The Dakhká Khwáan Dancers are a national award-winning Inland Tlingit dance group who focus on reclaiming their languages and traditional values through their art form of singing, drumming, dancing and storytelling. “Our remixed music are all songs newly composed by members of our group that reflect strong messages in our realities as Indigenous people living now and reclaiming our identities while honouring our ancestors,” said Marilyn Jensen, founder and leader of the Dakhká Khwáan Dancers. “We are extremely thankful and excited to be nominated for an Indigenous music award this year for our first and newly released album called Deconstruct/Reconstruct.”

Their album takes modern songs and stories in a traditional style and captures the identity of modern-day Tlingit composers through songs rooted in the powerful Tlingit First Nations tradition. The Dakhká Khwáan Dancers collaborated with Daniel Ashley (DJ Dash) who is an electronic music producer, DJ, vocalist, percussionist and media composer, raised in the Yukon. Dash’s production style involves recording and arranging environmental sounds and incorporating them with electronic beats, bass and atmosphere.

The collaboration produced and created the album Deconstruct/Reconstruct, which is nominated for Best Electronic Music Album in this year’s Indigenous Music Awards. “We approached this collaborative album with the vision to share our songs, our artistry and our guiding vision to uplift and honour our people,” said Jensen. “The album has been dedicated in the memory of our late dancer, William Callaghan, and our performance at the Awards show in Winnipeg on May 18 will be dedicated to our late elder, Doris McLean. We are truly humbled and grateful for this amazing opportunity! Gunalcheésh.”

Cody Coyote — “Northern Lights” feat. Vision Quest — Best Music Video

Cody Coyote, who was raised in Ottawa, Ontario, and is of Ojibwe/Irish descent with ancestry from Matachewan First Nation, is a famous hip hop/electronic artist, songwriter and spokesperson. “The guys from Vision Quest were the feature on the track and after originally meeting in Ottawa, when they were on tour, we stayed in touch since then and I brought the idea of this project to their attention.

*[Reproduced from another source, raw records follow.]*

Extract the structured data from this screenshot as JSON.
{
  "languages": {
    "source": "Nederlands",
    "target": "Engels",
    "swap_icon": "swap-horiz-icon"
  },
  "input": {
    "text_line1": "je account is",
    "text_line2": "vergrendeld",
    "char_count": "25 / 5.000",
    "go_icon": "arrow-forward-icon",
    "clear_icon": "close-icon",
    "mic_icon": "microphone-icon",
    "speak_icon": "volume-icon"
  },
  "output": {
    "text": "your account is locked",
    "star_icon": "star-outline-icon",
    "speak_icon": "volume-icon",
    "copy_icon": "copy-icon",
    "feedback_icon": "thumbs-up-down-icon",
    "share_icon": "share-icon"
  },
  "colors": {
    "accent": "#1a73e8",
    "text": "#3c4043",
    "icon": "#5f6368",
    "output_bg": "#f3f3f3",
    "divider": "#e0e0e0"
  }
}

I reached out because I saw a lot of potential in them, and after having an artistic vision for this song, I wanted to also have representation of people who were from that territory too,” said Coyote. “We filmed northern lights throughout the Yukon at locations such as Emerald Lake and Carcross.”

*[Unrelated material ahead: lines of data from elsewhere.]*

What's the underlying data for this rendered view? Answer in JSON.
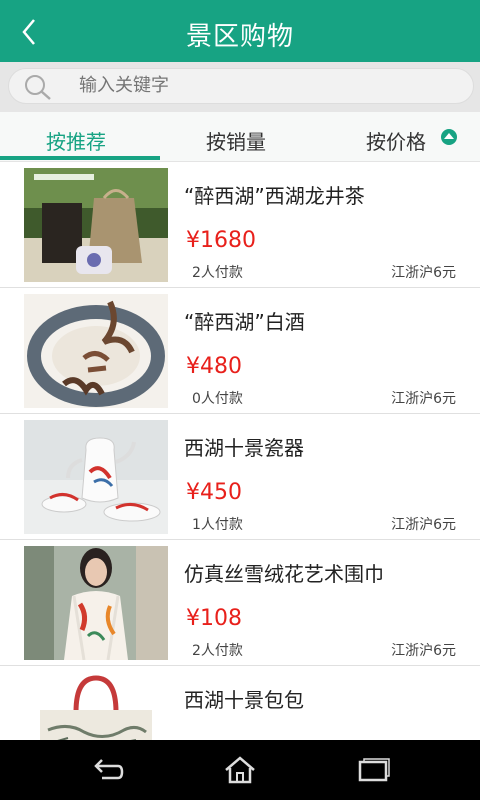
{
  "header": {
    "title": "景区购物",
    "back_icon": "back-arrow-icon"
  },
  "search": {
    "placeholder": "输入关键字",
    "value": ""
  },
  "tabs": [
    {
      "label": "按推荐",
      "active": true
    },
    {
      "label": "按销量",
      "active": false
    },
    {
      "label": "按价格",
      "active": false,
      "icon": "sort-up-icon"
    }
  ],
  "products": [
    {
      "title": "“醉西湖”西湖龙井茶",
      "price": "¥1680",
      "sold": "2人付款",
      "shipping": "江浙沪6元"
    },
    {
      "title": "“醉西湖”白酒",
      "price": "¥480",
      "sold": "0人付款",
      "shipping": "江浙沪6元"
    },
    {
      "title": "西湖十景瓷器",
      "price": "¥450",
      "sold": "1人付款",
      "shipping": "江浙沪6元"
    },
    {
      "title": "仿真丝雪绒花艺术围巾",
      "price": "¥108",
      "sold": "2人付款",
      "shipping": "江浙沪6元"
    },
    {
      "title": "西湖十景包包",
      "price": "",
      "sold": "",
      "shipping": ""
    }
  ],
  "navbar": {
    "icons": [
      "back-icon",
      "home-icon",
      "recent-apps-icon"
    ]
  },
  "colors": {
    "primary": "#17a383",
    "price": "#e8201b"
  }
}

Cody Coyote teamed up with local Yukon hip hop group Vision Quest, which is comprised of brothers Nick Johnson and Yudii Mercredi of Kluane First Nation. “When Cody asked us to be a part of the project “Northern Lights” we were honoured to do it,” said Johnson. “When it all came together, it turned out so good that we thought we definitely would need some visuals and so Cody made the trip to the Yukon to experience the land of the northern lights.

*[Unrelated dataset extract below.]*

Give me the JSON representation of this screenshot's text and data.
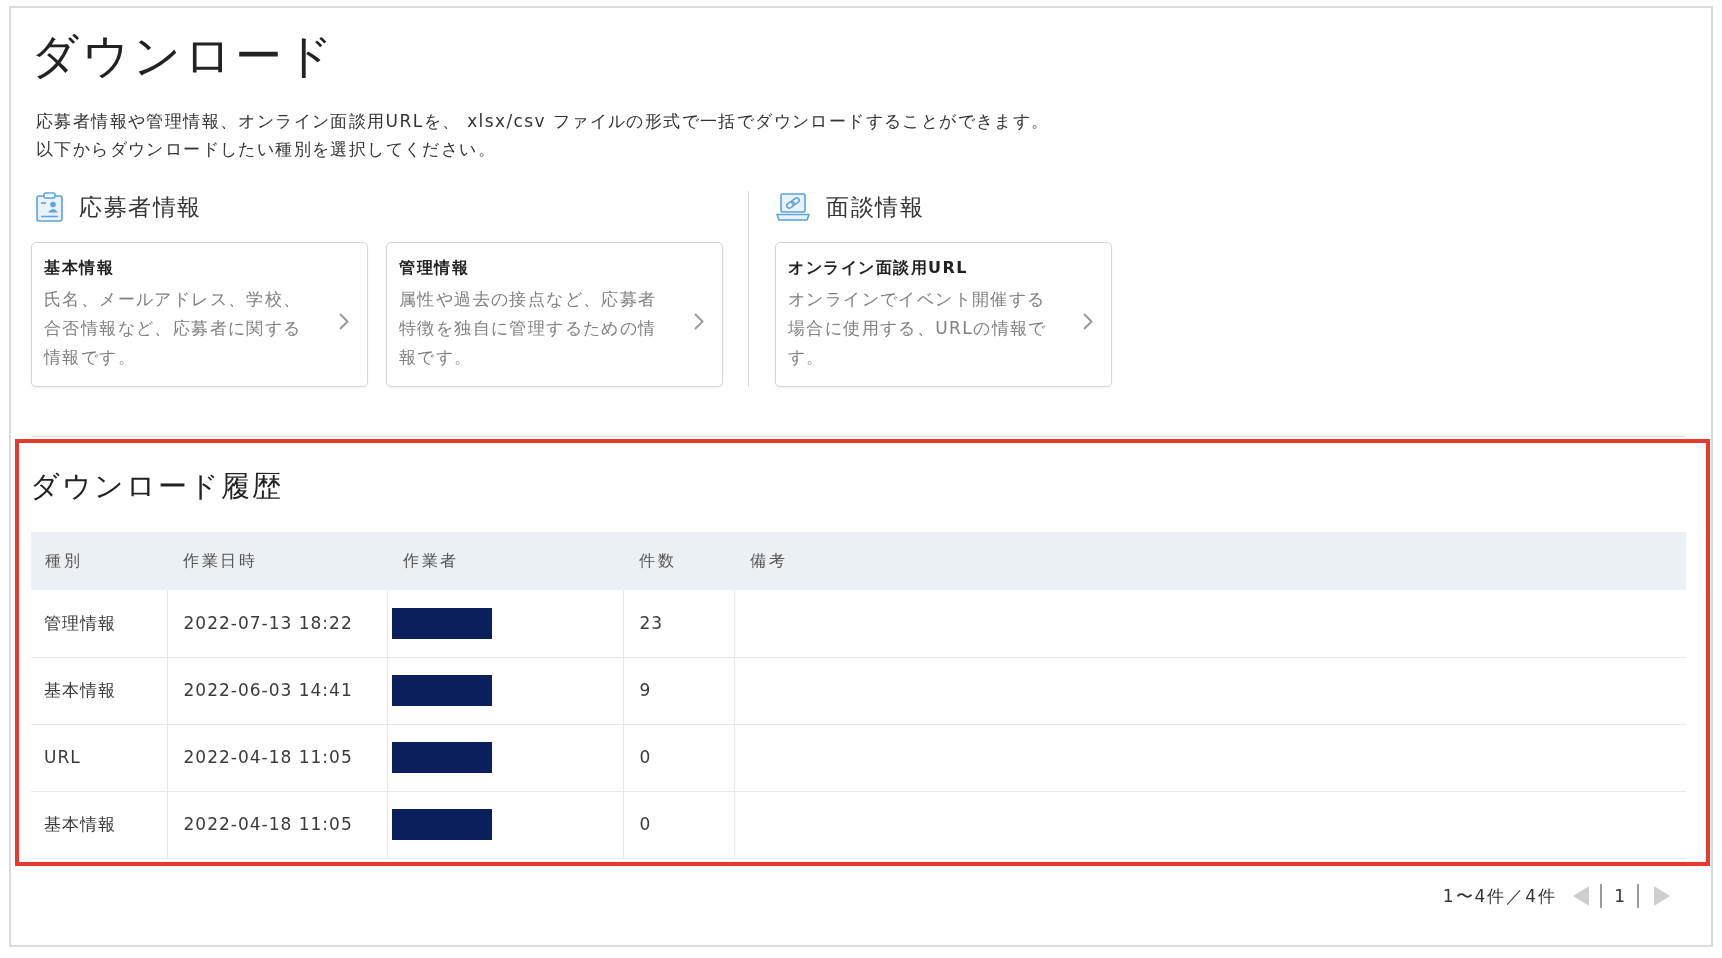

“We are really excited for this nomination and to represent the Yukon and the North at the Indigenous Music Awards this year, and I think we have a pretty good chance overall to take it home.”

The collaboration brought together a unique mix of northern and southern Canadian hip hop, and their video for “Northern Lights” has gained them a nomination at this year’s Indigenous Music Awards.

“Creating this project allowed us to embody the story behind the northern lights, the story that they are our ancestors dancing in the sky. Having our listeners feel the pride associated with that has been a remarkable feeling and I’m grateful that the vision for this project came to life,” said Coyote. “The fact that “Northern Lights” is also now up for an award is truly outstanding, and as much as I am remaining hopeful for the award, I’m just happy to see that it is getting the recognition it deserves and I am hoping that it will continue to affect listeners in a positive manner.”

Congratulations to the Yukon’s nominated artists for this year’s Indigenous Music Awards.